The most valuable parts to me
To me, the most valuable parts of this book are where she discusses the reasons, procedures and processes to create our own varieties of tomatoes and other vegetables. The reasons are excellent. A home grown tomato, selected from the best tasting, and for your garden conditions, is a joy that no amount of money can buy; but you can grow. This singular accomplishment is threatened by the disease called late blight. As she points out, programs to develop new tomato strains that are resistant to late blight are likely to start with tomatoes selected for market. Selected for uniformity, storage and mass growing conditions.
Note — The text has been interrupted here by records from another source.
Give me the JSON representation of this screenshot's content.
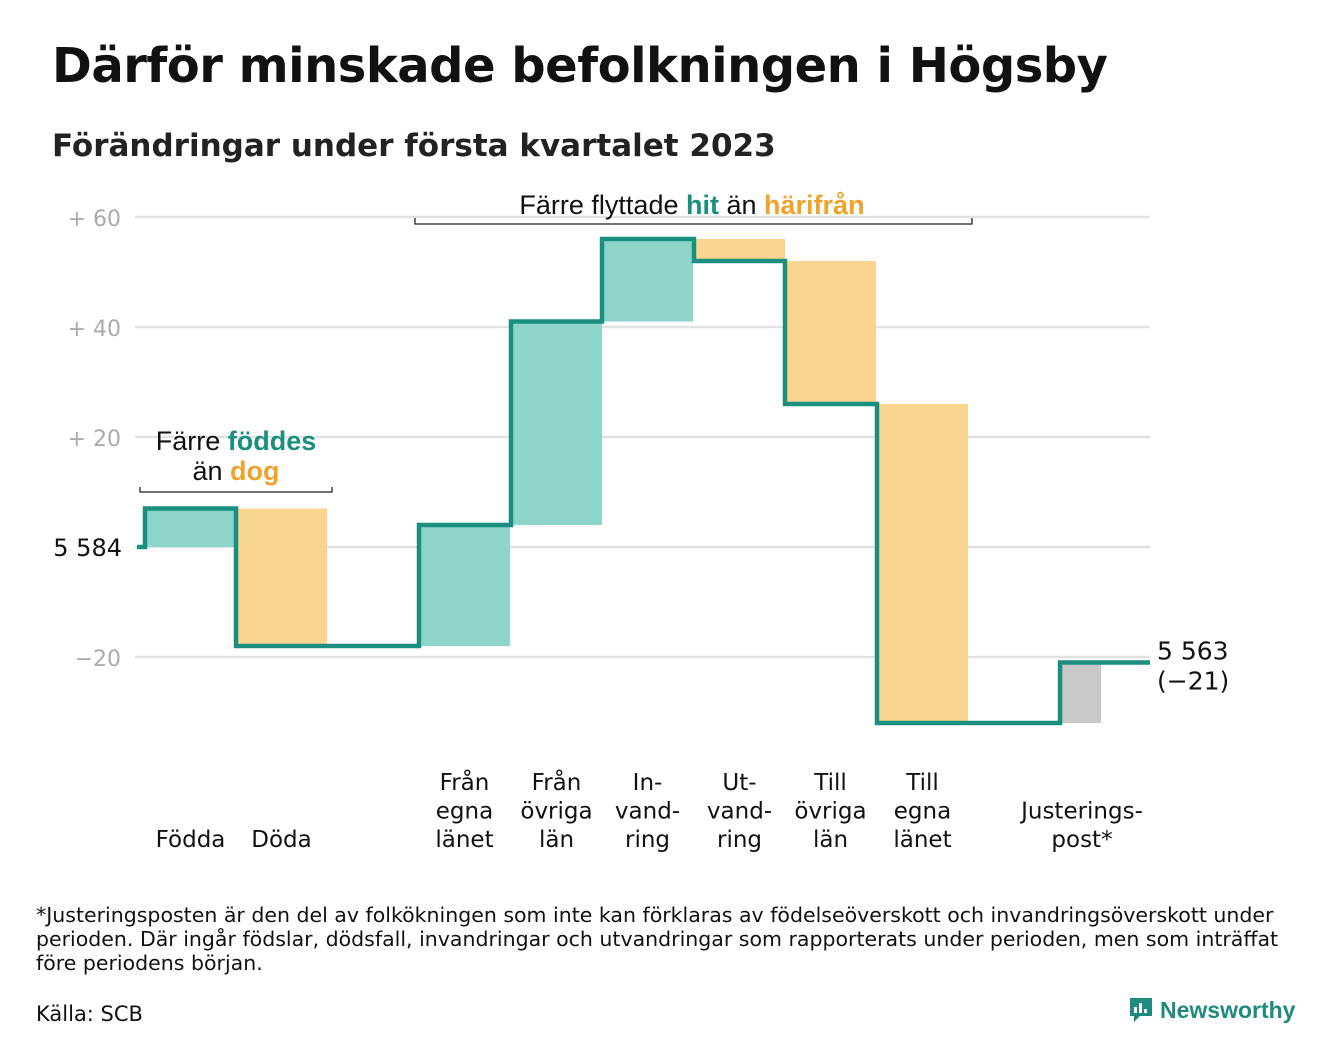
{
  "title": "Därför minskade befolkningen i Högsby",
  "subtitle": "Förändringar under första kvartalet 2023",
  "chart_data": {
    "type": "waterfall",
    "baseline": 5584,
    "ylim": [
      -33,
      62
    ],
    "y_ticks": [
      {
        "value": 60,
        "label": "+ 60"
      },
      {
        "value": 40,
        "label": "+ 40"
      },
      {
        "value": 20,
        "label": "+ 20"
      },
      {
        "value": 0,
        "label": "5 584"
      },
      {
        "value": -20,
        "label": "−20"
      }
    ],
    "steps": [
      {
        "label": [
          "Födda"
        ],
        "from": 0,
        "to": 7,
        "kind": "in"
      },
      {
        "label": [
          "Döda"
        ],
        "from": 7,
        "to": -18,
        "kind": "out"
      },
      {
        "label": [
          "Från",
          "egna",
          "länet"
        ],
        "from": -18,
        "to": 4,
        "kind": "in"
      },
      {
        "label": [
          "Från",
          "övriga",
          "län"
        ],
        "from": 4,
        "to": 41,
        "kind": "in"
      },
      {
        "label": [
          "In-",
          "vand-",
          "ring"
        ],
        "from": 41,
        "to": 56,
        "kind": "in"
      },
      {
        "label": [
          "Ut-",
          "vand-",
          "ring"
        ],
        "from": 56,
        "to": 52,
        "kind": "out"
      },
      {
        "label": [
          "Till",
          "övriga",
          "län"
        ],
        "from": 52,
        "to": 26,
        "kind": "out"
      },
      {
        "label": [
          "Till",
          "egna",
          "länet"
        ],
        "from": 26,
        "to": -32,
        "kind": "out"
      },
      {
        "label": [
          "Justerings-",
          "post*"
        ],
        "from": -32,
        "to": -21,
        "kind": "adjust"
      }
    ],
    "end_value": "5 563",
    "end_change": "(−21)",
    "annotations": [
      {
        "parts": [
          {
            "text": "Färre ",
            "style": "plain"
          },
          {
            "text": "föddes",
            "style": "teal"
          }
        ],
        "parts2": [
          {
            "text": "än ",
            "style": "plain"
          },
          {
            "text": "dog",
            "style": "orange"
          }
        ]
      },
      {
        "parts": [
          {
            "text": "Färre flyttade ",
            "style": "plain"
          },
          {
            "text": "hit",
            "style": "teal"
          },
          {
            "text": " än ",
            "style": "plain"
          },
          {
            "text": "härifrån",
            "style": "orange"
          }
        ]
      }
    ]
  },
  "colors": {
    "line": "#1a8f80",
    "in_fill": "#8dd5cb",
    "out_fill": "#f9d58f",
    "adjust_fill": "#c8c8c8",
    "grid": "#e2e2e2",
    "tick_text": "#aaaaaa",
    "teal_text": "#1a8f80",
    "orange_text": "#f0a32b"
  },
  "footnote": "*Justeringsposten är den del av folkökningen som inte kan förklaras av födelseöverskott och invandringsöverskott under perioden. Där ingår födslar, dödsfall, invandringar och utvandringar som rapporterats under perioden, men som inträffat före periodens början.",
  "source": "Källa: SCB",
  "brand": {
    "name": "Newsworthy",
    "icon": "bar-chart-icon"
  }
}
Heirlooms and open pollinated varieties, among others, may be completely lost unless home and small growers do their own work. She gives concrete, how-to advice for de-hybridizing and creating crosses to come up with tomatoes that have the characteristics that we love in heirlooms plus the genes needed to confer resistance for late blight and other diseases.
She also goes into detail about creating landraces, using seed saving and genetic selection to produce plants that are most productive, flavorful, or colorful – you choose – for your own growing conditions.
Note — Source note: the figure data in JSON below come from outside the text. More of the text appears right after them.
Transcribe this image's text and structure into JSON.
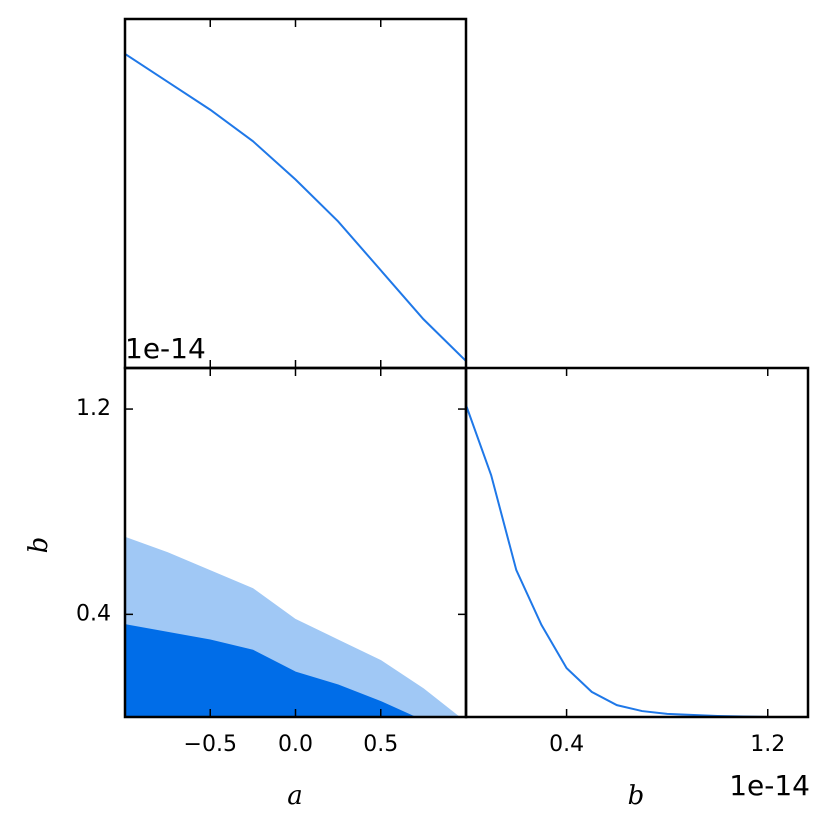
{
  "chart_data": [
    {
      "type": "line",
      "xlim": [
        -1,
        1
      ],
      "ylim": [
        0,
        1
      ],
      "xticks": [
        -0.5,
        0,
        0.5
      ],
      "x": [
        -1,
        -0.75,
        -0.5,
        -0.25,
        0,
        0.25,
        0.5,
        0.75,
        1
      ],
      "series": [
        {
          "color": "#1f78e8",
          "values": [
            0.9,
            0.82,
            0.74,
            0.65,
            0.54,
            0.42,
            0.28,
            0.14,
            0.02
          ]
        }
      ]
    },
    {
      "type": "area",
      "xlabel": "a",
      "ylabel": "b",
      "xlim": [
        -1,
        1
      ],
      "ylim": [
        0,
        1.36
      ],
      "xticks": [
        {
          "value": -0.5,
          "label": "−0.5"
        },
        {
          "value": 0,
          "label": "0.0"
        },
        0.5
      ],
      "yticks": [
        0.4,
        1.2
      ],
      "y_offset_label": "1e-14",
      "series": [
        {
          "color": "#a0c8f5",
          "x": [
            -1,
            -0.75,
            -0.5,
            -0.25,
            0,
            0.25,
            0.5,
            0.75,
            0.96
          ],
          "values": [
            0.7,
            0.64,
            0.57,
            0.5,
            0.38,
            0.3,
            0.22,
            0.11,
            0
          ]
        },
        {
          "color": "#006de8",
          "x": [
            -1,
            -0.5,
            -0.25,
            0,
            0.25,
            0.5,
            0.7
          ],
          "values": [
            0.36,
            0.3,
            0.26,
            0.175,
            0.125,
            0.06,
            0
          ]
        }
      ]
    },
    {
      "type": "line",
      "xlabel": "b",
      "xlim": [
        0,
        1.36
      ],
      "ylim": [
        0,
        1
      ],
      "xticks": [
        0.4,
        1.2
      ],
      "x_offset_label": "1e-14",
      "x": [
        0,
        0.1,
        0.2,
        0.3,
        0.4,
        0.5,
        0.6,
        0.7,
        0.8,
        1.0,
        1.2,
        1.36
      ],
      "series": [
        {
          "color": "#1f78e8",
          "values": [
            0.894,
            0.693,
            0.421,
            0.264,
            0.14,
            0.072,
            0.034,
            0.017,
            0.009,
            0.003,
            0,
            0
          ]
        }
      ]
    }
  ]
}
I’ve always thought that seeds were fragile and to keep them viable, they should be kept from getting too dry or being frozen. Carol talks about using those processes to create a personal seed bank to preserve seeds for periods long beyond what I thought were possible.
Very interesting discussion about tomato taste and when to pick: late day, after the sun has warmed them, for her. That’s not something that I’ve thought about. If she’s right, most tomatoes purchased at a farmer’s market and picked the morning they are sold are not as full of flavor as they could be. I imagine farmers would be overjoyed to find that they could pick the afternoon of the day before, (or a few days before for some varieties) sleep in and have better tasting tomatoes.
A few nit-picks.
There is nothing wrong with Swiss Chard. And I’m surprised as Carol really likes greens; it makes a wonderful counterpoint to the sweet winter squashes that she develops and grows. I would never try to change Carol’s mind but you should try it for yourself and I would recommend you try it in Molly Katzen’s recipe, Pasta with greens and feta.
Regardless of the cover subtitle: “Cultivating Tomatoes, Greens, Peas, Beans, Squash, Joy and Serenity”, it was hard for me to identify the audience that the author had in mind. It gives some basic cultivation advice but not enough for most beginners to be successful. That’s all right; there are other books that do this. She mentions a lot of helpful resources beyond her own books.
The Taoist stories and sayings are amusing and entertaining but in my opinion, amount to a sort of “what ever” from a philosophical viewpoint. But then, the older I get, the more I resist any rigid belief system. So maybe I am Taoist. Whatever. <s> When it comes to joy and serenity in the garden I am a long-time true believer and I can respect anyone who shares that and applaud anyone who wants to share it with others.
Unfortunately, with only room for about a dozen tomato plants; I grow only two or three of each variety (with no ability to rotate where they grow), I can’t afford even the modest space that she suggests to experiment. So I hope some of you with a little more sunny space will read this book feel inspired. It’s probably less space and trouble than you think.